Is AI coming to UX design jobs? I scanned 554 UX design openings globally—here’s what I found

Is AI coming to UX design jobs? I scanned 554 UX design openings globally—here’s what I found

Sep 18, 2025

#FutureOfWork #AIInDesign #HiringInsights

I was curious how often today’s UX job openings mention AI. It reminded me of almost 10 years ago, when design systems became a buzzword and “design system” started showing up in job requirements in all kinds of shapes.

Now the new buzz is AI. I scraped UX job openings on LinkedIn and Indeed (thanks to this repo). Alongside AI mentions, I also looked at how many roles are entry-level.

Updated from 576 to 554 after removing postings where missing cells were unintentionally counted.

Here’s what I found:

Global

  • ~11.19% mention explicit AI requirements

  • ~15.88% target entry-level (up to 2 years)

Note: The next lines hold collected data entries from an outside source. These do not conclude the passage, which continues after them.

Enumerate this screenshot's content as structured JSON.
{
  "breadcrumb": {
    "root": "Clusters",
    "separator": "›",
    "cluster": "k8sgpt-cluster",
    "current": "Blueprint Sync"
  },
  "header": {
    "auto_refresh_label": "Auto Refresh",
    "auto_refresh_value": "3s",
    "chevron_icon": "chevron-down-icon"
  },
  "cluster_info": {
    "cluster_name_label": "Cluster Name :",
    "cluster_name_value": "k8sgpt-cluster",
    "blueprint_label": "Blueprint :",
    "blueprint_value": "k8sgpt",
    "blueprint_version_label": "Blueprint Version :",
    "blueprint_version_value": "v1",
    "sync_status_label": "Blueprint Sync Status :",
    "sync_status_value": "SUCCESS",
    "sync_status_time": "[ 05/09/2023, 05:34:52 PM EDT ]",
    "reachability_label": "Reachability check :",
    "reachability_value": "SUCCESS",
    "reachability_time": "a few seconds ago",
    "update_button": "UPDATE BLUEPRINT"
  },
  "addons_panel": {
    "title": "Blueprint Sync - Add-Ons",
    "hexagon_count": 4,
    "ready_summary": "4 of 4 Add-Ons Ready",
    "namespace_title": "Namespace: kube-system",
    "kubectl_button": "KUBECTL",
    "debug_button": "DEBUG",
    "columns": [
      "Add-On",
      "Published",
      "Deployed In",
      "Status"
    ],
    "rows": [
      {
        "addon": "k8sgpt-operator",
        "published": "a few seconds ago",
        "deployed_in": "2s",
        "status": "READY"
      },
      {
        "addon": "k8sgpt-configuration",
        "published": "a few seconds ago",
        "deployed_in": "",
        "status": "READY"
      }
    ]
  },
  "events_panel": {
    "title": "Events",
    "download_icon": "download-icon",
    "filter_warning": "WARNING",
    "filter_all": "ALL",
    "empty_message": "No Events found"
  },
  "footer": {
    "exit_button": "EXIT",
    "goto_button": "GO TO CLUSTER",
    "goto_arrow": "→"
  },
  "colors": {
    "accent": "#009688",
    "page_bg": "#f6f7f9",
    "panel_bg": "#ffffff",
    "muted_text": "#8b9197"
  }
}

  • ~1.62% mention AI requirements on entry-level roles

US (New York, SF, Seattle)

  • ~9.26% mention explicit AI requirements

  • ~15.03% target entry-level (up to 2 years)

  • ~0.62% mention AI requirements on entry-level roles

Notes

  1. Job postings were taken within a 30-day window starting August 8, totaling 554 postings across 12 cities.

  2. Data came from LinkedIn and Indeed, focusing on UI/UX and product design roles.

  3. Entry-level included postings that accept 0–1 year of experience.

  4. Other platforms are missing, such as Glassdoor, Google, and company career pages.

Recurring themes in the listings

  • Curiosity/interest in AI: phrases like “curiosity about AI,” “openness to AI tools,” “deep curiosity,” and “enthusiasm for AI” appear 5–6 times.

  • AI tools (explicit mentions): direct references to tools (ChatGPT, MidJourney, Galileo AI, Uizard, etc.) appear 10+ times. Variants like “AI-driven tools,” “AI-assisted design tools,” and “AI prototyping tools” show up consistently.

  • AI-driven workflows / integration: mentions of integrating AI into workflows, “AI-driven workflows,” or “transforming processes with AI” appear 5–6 times.

  • AI product specialization: knowledge of AI product domains (conversational UX, personalization features, data-heavy AI/insights products) appears 3–4 times.

Three ways AI shows up in job requirements

  • AI literacy / awareness / curiosity: general understanding, openness, staying updated

  • AI tools fluency: hands-on use of AI-assisted design/prototyping platforms, plugins, workflows

  • AI product specialization: designing AI-powered features or products

Final Notes

I spoke with Roger Wong, who recently wrote about the design talent crisis and the vanishing bottom rung. He told me the evidence isn’t clear that AI is the reason entry-level roles are disappearing, but the bottom rung has been thinning for a while, and AI may be accelerating the squeeze.

He also suspects job postings don’t capture the full reality. In practice, there’s often a gap between recruiters and hiring managers, and recruiters may reuse older requirement templates. That makes AI in job requirements an imperfect signal. Even when it isn’t listed, the workflow is shifting, and the way designers work is already changing.